A ideia da generalização sempre me pareceu errada, e na verdade quanto mais cruzo caminhos com outras pessoas, mais essa noção ganha consistência.
Existe uma espécie de fio condutor que me atrevo a defender e sobre o qual reflito, mas tenho plena consciência que as diferenças intrínsecas a cada um dos conjuntos de valores e coerências complexas que vou encontrando são, por si só, pequenos mundos. E somos déspotas desses pequenos mundos, creio, na medida em que os vamos regendo conforme aquele instante parece verdadeiro e coincidente com o que a voz profunda nos vai ditando.
As originalidades não findam. As pessoas encontram e encontram-se nas mais variadas formas de suster o que lhes parece fundamental.

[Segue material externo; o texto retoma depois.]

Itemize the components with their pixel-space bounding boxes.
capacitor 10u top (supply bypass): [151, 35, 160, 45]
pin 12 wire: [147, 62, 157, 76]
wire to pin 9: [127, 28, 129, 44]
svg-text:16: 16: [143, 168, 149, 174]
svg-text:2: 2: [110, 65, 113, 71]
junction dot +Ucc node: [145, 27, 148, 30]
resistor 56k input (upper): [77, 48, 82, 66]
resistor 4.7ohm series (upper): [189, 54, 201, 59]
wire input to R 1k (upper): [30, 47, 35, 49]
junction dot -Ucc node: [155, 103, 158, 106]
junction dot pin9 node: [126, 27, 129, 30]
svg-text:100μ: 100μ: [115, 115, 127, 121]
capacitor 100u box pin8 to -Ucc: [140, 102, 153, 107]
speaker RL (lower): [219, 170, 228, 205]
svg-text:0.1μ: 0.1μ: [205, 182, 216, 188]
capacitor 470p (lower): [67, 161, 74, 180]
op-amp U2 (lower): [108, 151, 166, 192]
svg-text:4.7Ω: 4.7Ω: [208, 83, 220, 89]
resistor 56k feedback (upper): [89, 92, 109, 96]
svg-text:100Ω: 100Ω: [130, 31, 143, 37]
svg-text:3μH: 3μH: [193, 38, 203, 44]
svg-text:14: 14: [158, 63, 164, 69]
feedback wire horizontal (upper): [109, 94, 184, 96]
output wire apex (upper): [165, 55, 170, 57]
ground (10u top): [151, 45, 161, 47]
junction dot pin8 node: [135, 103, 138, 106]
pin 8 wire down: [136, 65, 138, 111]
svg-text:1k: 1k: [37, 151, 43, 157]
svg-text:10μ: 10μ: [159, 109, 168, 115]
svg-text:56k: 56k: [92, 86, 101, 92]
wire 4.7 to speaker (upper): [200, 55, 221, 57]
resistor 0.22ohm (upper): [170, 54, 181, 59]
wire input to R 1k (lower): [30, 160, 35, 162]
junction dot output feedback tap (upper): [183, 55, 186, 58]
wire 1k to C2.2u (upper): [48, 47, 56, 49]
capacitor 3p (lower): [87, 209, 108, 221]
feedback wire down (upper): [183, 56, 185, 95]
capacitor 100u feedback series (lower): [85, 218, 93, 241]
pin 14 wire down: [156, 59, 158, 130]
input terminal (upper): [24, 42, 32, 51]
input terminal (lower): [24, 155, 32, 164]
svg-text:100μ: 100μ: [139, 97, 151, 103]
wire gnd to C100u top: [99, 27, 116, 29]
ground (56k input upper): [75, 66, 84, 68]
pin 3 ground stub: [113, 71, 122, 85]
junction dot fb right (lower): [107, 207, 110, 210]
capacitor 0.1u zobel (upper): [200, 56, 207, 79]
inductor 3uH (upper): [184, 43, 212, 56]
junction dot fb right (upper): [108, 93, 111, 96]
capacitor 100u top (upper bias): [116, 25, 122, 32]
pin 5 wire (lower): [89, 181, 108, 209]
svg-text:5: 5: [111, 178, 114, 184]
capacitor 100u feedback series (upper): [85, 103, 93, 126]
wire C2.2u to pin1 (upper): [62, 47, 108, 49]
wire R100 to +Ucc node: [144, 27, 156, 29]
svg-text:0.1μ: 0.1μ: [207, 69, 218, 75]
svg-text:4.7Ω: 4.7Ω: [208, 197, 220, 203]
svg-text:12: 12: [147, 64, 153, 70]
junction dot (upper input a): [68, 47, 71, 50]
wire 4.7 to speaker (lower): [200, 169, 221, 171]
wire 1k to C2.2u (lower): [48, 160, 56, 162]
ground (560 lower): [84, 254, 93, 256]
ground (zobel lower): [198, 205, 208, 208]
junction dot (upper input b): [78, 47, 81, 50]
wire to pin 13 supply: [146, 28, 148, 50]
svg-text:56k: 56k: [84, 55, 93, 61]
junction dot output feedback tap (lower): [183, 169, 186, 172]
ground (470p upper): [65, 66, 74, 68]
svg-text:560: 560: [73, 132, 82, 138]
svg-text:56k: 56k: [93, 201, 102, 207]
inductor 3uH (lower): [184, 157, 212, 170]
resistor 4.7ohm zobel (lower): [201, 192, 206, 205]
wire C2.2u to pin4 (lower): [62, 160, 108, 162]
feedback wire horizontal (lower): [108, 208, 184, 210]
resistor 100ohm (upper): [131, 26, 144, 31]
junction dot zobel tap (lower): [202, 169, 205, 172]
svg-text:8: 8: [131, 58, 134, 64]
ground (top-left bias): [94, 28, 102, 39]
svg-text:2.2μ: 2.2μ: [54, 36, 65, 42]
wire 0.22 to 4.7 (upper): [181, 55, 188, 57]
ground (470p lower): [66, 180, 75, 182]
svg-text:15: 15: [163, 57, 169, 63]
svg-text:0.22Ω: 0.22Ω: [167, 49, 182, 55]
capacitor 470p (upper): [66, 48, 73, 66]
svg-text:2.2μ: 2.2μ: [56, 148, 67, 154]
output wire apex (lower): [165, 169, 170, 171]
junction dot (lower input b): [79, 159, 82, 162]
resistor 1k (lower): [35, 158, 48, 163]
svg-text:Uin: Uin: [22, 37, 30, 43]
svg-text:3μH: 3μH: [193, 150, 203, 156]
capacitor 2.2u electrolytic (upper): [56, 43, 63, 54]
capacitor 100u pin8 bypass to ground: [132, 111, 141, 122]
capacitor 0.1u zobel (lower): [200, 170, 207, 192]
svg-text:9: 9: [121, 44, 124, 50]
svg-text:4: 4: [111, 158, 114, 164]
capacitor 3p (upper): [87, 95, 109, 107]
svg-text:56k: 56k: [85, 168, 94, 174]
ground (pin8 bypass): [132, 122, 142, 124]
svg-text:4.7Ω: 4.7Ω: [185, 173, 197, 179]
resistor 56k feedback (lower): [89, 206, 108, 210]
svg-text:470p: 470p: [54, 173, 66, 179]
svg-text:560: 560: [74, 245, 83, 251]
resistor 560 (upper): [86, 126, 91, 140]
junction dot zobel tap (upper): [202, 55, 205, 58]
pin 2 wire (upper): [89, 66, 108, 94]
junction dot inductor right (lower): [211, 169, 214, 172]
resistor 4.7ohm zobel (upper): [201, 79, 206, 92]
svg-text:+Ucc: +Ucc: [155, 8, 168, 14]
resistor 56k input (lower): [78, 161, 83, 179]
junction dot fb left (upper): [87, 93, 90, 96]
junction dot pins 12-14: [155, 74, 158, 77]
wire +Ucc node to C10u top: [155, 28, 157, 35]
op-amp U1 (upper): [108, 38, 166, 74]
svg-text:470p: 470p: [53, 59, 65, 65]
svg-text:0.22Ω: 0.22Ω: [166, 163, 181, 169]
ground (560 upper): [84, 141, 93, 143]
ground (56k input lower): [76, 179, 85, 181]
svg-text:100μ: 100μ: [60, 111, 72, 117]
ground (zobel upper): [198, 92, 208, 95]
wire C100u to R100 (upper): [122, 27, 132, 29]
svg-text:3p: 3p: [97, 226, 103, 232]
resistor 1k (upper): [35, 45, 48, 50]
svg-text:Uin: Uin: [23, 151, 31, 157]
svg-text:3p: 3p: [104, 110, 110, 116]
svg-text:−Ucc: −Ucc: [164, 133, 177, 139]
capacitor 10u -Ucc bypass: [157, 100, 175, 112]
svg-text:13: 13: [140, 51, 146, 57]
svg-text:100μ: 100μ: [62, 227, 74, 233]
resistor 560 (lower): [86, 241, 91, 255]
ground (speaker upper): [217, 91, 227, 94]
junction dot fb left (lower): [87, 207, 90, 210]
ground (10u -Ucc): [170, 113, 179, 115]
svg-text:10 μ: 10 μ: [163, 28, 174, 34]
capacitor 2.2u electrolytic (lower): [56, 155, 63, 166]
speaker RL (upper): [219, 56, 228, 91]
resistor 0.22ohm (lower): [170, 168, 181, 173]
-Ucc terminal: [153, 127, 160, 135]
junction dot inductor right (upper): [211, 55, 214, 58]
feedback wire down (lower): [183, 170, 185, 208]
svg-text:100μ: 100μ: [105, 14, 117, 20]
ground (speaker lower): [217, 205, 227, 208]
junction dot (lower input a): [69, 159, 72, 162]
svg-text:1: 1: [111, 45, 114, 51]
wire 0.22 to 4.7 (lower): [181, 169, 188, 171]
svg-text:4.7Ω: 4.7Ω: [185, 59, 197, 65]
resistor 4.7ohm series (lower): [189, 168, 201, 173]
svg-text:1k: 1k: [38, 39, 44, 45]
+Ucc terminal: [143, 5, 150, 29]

Reagem humanamente porque o seu quadro surge pintado das matizes que, à beira de todas as formas de auto-consciência, lhes parecem adequadas.
A ideia da diferença sempre me foi cara, mas ganhou e ganha a cada dia uma dimensão mais apurada. Não creio, (nem hoje, nem nunca), no relativismo absoluto. Há para mim alguma perspectiva sempre defensável e comprovável de bem e mal, de humanidade e desumanidade, de certo ou errado. Mas é no esforço de construção e aproveitamento das diferenças de abordagem que vivem aquelas coisas que nos acompanham, e aquelas que morrem por serem margens sem sequer projectos de ponte.
As pessoas que me têm vindo a ensinar cada vez mais coisas destas sabem quem são, e por isso mesmo, apesar de nem sempre ser agradável (como se alguma vez o pudesse ser), sabem que é inestimável. A fé é também mais pequena, mas contra isso...
Síndrome de culpa católica (para um agnóstico é a osmose em conceito mais estranha do mundo), dialecto urso, vozes de gatos, felizes ditaduras da vontade, diferenças acérrimas, isolamentos ao olhar, segredos emocionais, planaltos de conforto interno, seja lá o que for. Vou recolhendo o que posso, o que me dão, e afinal de contas, o melhor que posso fazer é sempre o melhor que puder fazer.
Mesmo com o pessimismo debaixo do braço, ainda há surpresas debaixo do sol.